Vulvovaginites na Gestação: Tratamento Seguro e Eficaz

UESPI - Universidade Estadual do Piauí — Prova 2020

Enunciado

Sobre tratamentos de vulvovaginites na gestação, é CORRETO.

Alternativas

  1. A) Para candidíase sintomática, dar-se preferência ao uso de azólicos orais, em comparação aos imidazólicos tópicos.
  2. B) Para tricomoníase, o secnidazol ou tinidazol, 2g via oral, dose única, são considerados de primeira escolha.
  3. C) Segundo CDC, o metronidazol pode ser administrado com segurança na gestação pois é categoria B pela FDA.
  4. D) Mulheres com alto risco para parto prematuro devem realizar testes de rotina para pesquisa de vaginose bacteriana, tricomoníase e candidíase.
  5. E) Os casos sintomáticos de vaginose bacteriana podem ser tratados com metronidazol via oral ou geleia vaginal e o tratamento do parceiro é recomendado.

Pérola Clínica

Metronidazol é seguro na gestação (categoria B FDA) para tratar vaginose bacteriana e tricomoníase.

Resumo-Chave

O metronidazol é um medicamento de escolha e seguro para o tratamento de vaginose bacteriana e tricomoníase na gestação, sendo classificado como categoria B pela FDA. É importante priorizar tratamentos que minimizem riscos ao feto, e o metronidazol, especialmente após o primeiro trimestre, atende a esse critério.

Contexto Educacional

O manejo das vulvovaginites na gestação é um tópico crucial na obstetrícia, pois infecções não tratadas podem estar associadas a desfechos adversos como parto prematuro. A escolha do tratamento deve sempre considerar a segurança fetal e a eficácia para a mãe. As principais vulvovaginites na gestação são a candidíase, a tricomoníase e a vaginose bacteriana. Para candidíase sintomática, a preferência é por azólicos tópicos (como clotrimazol ou miconazol) por 7 dias, devido à sua segurança e eficácia, com mínima absorção sistêmica. Azólicos orais, como o fluconazol, são geralmente evitados na gestação, especialmente no primeiro trimestre, devido a preocupações com teratogenicidade. No caso da tricomoníase e vaginose bacteriana, o metronidazol é o tratamento de escolha. O Centers for Disease Control and Prevention (CDC) e a Food and Drug Administration (FDA) classificam o metronidazol como categoria B na gestação, o que significa que estudos em animais não demonstraram risco fetal, e não há estudos adequados e bem controlados em mulheres grávidas, mas a probabilidade de dano fetal é remota. Pode ser administrado com segurança, especialmente após o primeiro trimestre. O secnidazol e tinidazol, embora eficazes para tricomoníase, não são considerados de primeira escolha na gestação devido a dados limitados de segurança em comparação com o metronidazol. O tratamento do parceiro não é rotineiramente recomendado para vaginose bacteriana, mas é essencial para tricomoníase. Mulheres com alto risco para parto prematuro não realizam testes de rotina para todas as vulvovaginites, mas a triagem e tratamento da vaginose bacteriana assintomática em gestantes de alto risco é um ponto de debate e pode ser considerada em algumas diretrizes.

Perguntas Frequentes

Quais são as opções seguras para tratar candidíase na gestação?

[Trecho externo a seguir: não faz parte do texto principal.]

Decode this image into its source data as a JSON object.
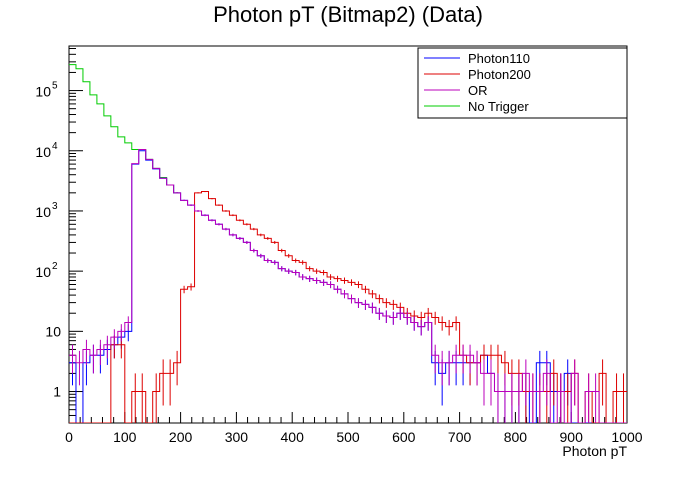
{
  "chart_data": {
    "type": "line",
    "title": "Photon pT (Bitmap2) (Data)",
    "xlabel": "Photon pT",
    "ylabel": "",
    "log_y": true,
    "xlim": [
      0,
      1000
    ],
    "ylim": [
      0.3,
      550000
    ],
    "bin_width": 12.5,
    "x_ticks": [
      0,
      100,
      200,
      300,
      400,
      500,
      600,
      700,
      800,
      900,
      1000
    ],
    "y_ticks": [
      {
        "value": 1,
        "label": "1"
      },
      {
        "value": 10,
        "label": "10"
      },
      {
        "value": 100,
        "label": "10",
        "exp": "2"
      },
      {
        "value": 1000,
        "label": "10",
        "exp": "3"
      },
      {
        "value": 10000,
        "label": "10",
        "exp": "4"
      },
      {
        "value": 100000,
        "label": "10",
        "exp": "5"
      }
    ],
    "grid": false,
    "legend_position": "top-right",
    "series": [
      {
        "name": "Photon110",
        "color": "#0000ff",
        "values": [
          3,
          0,
          3,
          4,
          4,
          5,
          6,
          8,
          10,
          6000,
          10000,
          7000,
          5000,
          3500,
          2700,
          2000,
          1500,
          1250,
          1000,
          850,
          700,
          600,
          500,
          400,
          350,
          300,
          220,
          180,
          150,
          140,
          110,
          100,
          95,
          80,
          75,
          70,
          65,
          60,
          50,
          42,
          35,
          30,
          28,
          25,
          20,
          18,
          17,
          20,
          17,
          14,
          12,
          14,
          3,
          2,
          3,
          3,
          3,
          3,
          3,
          4,
          2,
          1,
          1,
          1,
          1,
          1,
          0,
          3,
          3,
          1,
          1,
          2,
          0,
          0,
          0,
          0,
          0,
          0,
          0,
          0
        ]
      },
      {
        "name": "Photon200",
        "color": "#dd0000",
        "values": [
          0,
          0,
          0,
          0,
          0,
          0,
          6,
          6,
          0,
          1,
          1,
          0,
          1,
          2,
          2,
          3,
          50,
          55,
          2000,
          2100,
          1600,
          1250,
          1000,
          850,
          700,
          600,
          500,
          400,
          350,
          300,
          220,
          180,
          150,
          140,
          110,
          100,
          95,
          80,
          75,
          70,
          65,
          60,
          50,
          42,
          35,
          30,
          28,
          25,
          20,
          18,
          17,
          20,
          17,
          14,
          12,
          14,
          4,
          3,
          3,
          4,
          4,
          4,
          3,
          2,
          2,
          1,
          1,
          1,
          1,
          2,
          1,
          1,
          2,
          0,
          1,
          0,
          2,
          0,
          1,
          1
        ]
      },
      {
        "name": "OR",
        "color": "#bb00bb",
        "values": [
          4,
          3,
          5,
          4,
          5,
          6,
          8,
          10,
          14,
          6100,
          10500,
          7200,
          5100,
          3500,
          2700,
          2000,
          1500,
          1250,
          1000,
          850,
          700,
          600,
          500,
          400,
          350,
          300,
          220,
          180,
          150,
          140,
          110,
          100,
          95,
          80,
          75,
          70,
          65,
          60,
          50,
          42,
          35,
          30,
          28,
          25,
          20,
          18,
          17,
          20,
          17,
          14,
          12,
          14,
          4,
          3,
          3,
          4,
          4,
          4,
          3,
          2,
          2,
          1,
          1,
          1,
          1,
          2,
          1,
          1,
          2,
          0,
          1,
          0,
          2,
          0,
          1,
          1,
          0,
          0,
          0,
          0
        ]
      },
      {
        "name": "No Trigger",
        "color": "#00cc00",
        "values": [
          270000,
          230000,
          140000,
          85000,
          60000,
          38000,
          25000,
          17000,
          13500,
          10500,
          10500,
          7200,
          5100,
          3600,
          2700,
          2000
        ]
      }
    ]
  }
}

Para candidíase sintomática na gestação, a preferência é por azólicos tópicos (cremes ou supositórios vaginais) por 7 dias, como clotrimazol ou miconazol, devido à absorção sistêmica mínima e segurança comprovada. Azólicos orais são geralmente evitados.

O metronidazol é seguro para uso em todas as fases da gestação?

O metronidazol é considerado seguro na gestação, especialmente após o primeiro trimestre. Para vaginose bacteriana e tricomoníase, pode ser usado por via oral ou vaginal. A cautela no primeiro trimestre é mais por princípio de precaução, mas estudos não demonstraram teratogenicidade.

É necessário tratar o parceiro sexual em casos de vaginose bacteriana na gestação?

O tratamento do parceiro sexual não é recomendado rotineiramente para vaginose bacteriana, pois não demonstrou reduzir as taxas de recorrência na mulher. Para tricomoníase, o tratamento do parceiro é essencial para prevenir reinfecção.